It’s difficult to comprehend why plug-in hybrids aren’t more common.
For a driving populous in transition, they offer the most appealing interim solution. The bulk of one’s day-to-day driving can be done with electric power, and an internal combustion engine remains in reserve for longer journeys. They quell range anxiety while still allowing drivers to dabble in the electric vehicle lifestyle.
One brand that has remained committed to the plug-in electric vehicle is Volvo. Its T8 powertrains can be found in the S90 large sedan, XC60 compact SUV, and XC90 three-row. It should therefore come as no surprise that the first release from a new breakout brand, the Polestar 1, is itself a plug-in hybrid.
Is the Polestar 1 a Volvo? Yes and no. Polestar was an independent performance tuner not so long ago, but Volvo bought the company in 2015. Today, Polestar is 50 per cent owned by Volvo and 50 per cent by Volvo’s parent company, Geely Auto Group of China, and the brand is being set apart as a performance-oriented expression of the Volvo ethos.
Interestingly, while Polestar 1 is being framed as a halo car for the new marque, it will be the only car in its lineup that isn’t fully electric. Its statistics, though, are electrifying on paper: 619 horsepower and 738 pound-feet of torque, created through a combination of a 2.0-litre four-cylinder engine that is both turbocharged and supercharged, a pair of 85 kW electric motors driving each of the rear wheels, and a 52 kW integrated starter generator.
The battery packs have a total capacity of 34 kW for a total of 112 km of all-electric range, the longest for any plug-in hybrid. These can be recharged on a Level 3 charger to 80 per cent in less than an hour.

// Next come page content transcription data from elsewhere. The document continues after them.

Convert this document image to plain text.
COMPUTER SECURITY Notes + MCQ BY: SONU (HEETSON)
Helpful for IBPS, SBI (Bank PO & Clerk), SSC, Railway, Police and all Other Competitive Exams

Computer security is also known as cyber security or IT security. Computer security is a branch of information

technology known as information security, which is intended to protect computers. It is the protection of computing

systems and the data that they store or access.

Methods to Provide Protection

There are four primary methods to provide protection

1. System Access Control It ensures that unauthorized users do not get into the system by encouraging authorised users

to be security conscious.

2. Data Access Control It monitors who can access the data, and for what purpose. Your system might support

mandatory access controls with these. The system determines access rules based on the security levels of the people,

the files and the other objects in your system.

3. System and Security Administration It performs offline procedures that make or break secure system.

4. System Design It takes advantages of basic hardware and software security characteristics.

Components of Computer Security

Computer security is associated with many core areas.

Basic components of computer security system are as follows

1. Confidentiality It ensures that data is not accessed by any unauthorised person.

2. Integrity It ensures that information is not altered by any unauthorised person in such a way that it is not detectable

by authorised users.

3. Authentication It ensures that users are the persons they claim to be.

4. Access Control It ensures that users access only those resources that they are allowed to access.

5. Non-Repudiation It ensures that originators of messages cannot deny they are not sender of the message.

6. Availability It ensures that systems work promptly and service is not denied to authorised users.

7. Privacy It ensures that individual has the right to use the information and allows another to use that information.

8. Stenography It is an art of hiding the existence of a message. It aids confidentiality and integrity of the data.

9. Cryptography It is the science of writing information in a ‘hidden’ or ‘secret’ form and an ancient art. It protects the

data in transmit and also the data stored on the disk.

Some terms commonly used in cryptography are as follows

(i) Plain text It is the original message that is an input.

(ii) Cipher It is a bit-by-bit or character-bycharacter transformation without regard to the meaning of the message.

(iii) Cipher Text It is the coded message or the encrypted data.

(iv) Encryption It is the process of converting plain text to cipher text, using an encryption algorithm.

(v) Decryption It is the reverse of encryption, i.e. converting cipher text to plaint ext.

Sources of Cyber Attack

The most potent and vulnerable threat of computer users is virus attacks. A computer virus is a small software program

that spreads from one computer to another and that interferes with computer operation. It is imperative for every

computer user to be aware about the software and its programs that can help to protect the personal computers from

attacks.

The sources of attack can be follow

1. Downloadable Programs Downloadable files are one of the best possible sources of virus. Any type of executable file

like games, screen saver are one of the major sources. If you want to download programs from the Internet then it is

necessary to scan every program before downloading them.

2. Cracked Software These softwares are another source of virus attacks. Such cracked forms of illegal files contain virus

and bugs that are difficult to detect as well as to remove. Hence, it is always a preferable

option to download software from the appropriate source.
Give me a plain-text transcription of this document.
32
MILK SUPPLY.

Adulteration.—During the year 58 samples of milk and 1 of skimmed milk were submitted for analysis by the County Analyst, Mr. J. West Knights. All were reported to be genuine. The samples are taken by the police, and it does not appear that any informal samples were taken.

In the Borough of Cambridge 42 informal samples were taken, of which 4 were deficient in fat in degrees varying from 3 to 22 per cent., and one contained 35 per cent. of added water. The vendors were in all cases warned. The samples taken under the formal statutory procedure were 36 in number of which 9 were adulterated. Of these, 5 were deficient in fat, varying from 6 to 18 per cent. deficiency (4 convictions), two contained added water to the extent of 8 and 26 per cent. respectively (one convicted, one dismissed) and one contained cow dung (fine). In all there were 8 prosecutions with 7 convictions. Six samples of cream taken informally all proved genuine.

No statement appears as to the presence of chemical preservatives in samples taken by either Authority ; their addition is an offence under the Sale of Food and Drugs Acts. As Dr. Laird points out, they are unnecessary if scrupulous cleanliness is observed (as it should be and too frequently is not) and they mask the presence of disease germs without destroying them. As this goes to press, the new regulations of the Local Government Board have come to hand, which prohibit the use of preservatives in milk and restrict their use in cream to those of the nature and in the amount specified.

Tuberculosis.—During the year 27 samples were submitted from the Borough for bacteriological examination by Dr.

By building Polestar 1 entirely out of carbon fibre, the car weighs 500 pounds less than it would built in steel. However, after the batteries and electric motors are mounted, the total weight becomes 2,350 kilograms, or 5,180 pounds. The resulting drive feel is invigorating, though some allowance must be made relative to a gasoline-powered supercar with similar power figures.
Performance enthusiasts will adore the manually adjustable Öhlins dual flow valve dampers, which can adjust stiffness by 20 per cent in either direction by turning dials under the hood and on the rear suspension. On the less accommodating side, the rear seats are not recommended for use by passengers taller than 145 cm, and the space taken up by the battery packs leaves a trunk that can hold only 125 litres of cargo. Polestar has made this space visually interesting by exposing the electrical connections behind a piece of plexiglass, but should one wish to use this as a grand touring car as proposed, it will be necessary to pack light.
And while the Volvo Sensus infotainment system that will be present in the Polestar 1 is pleasant enough, it is surprising that the lower-priced all-electric Polestar 2 that’s due to arrive in the coming months will ship with a far more impressive Android-driven infotainment system that uses Google mapping and apps without having to be connected to a mobile phone (or to draw from said phone’s data plan).
Over the next three years, only 30 Polestar 1 units per year will be allocated to Canada. Pricing, which apart from some colour selections is largely all-inclusive, starts at $199,000.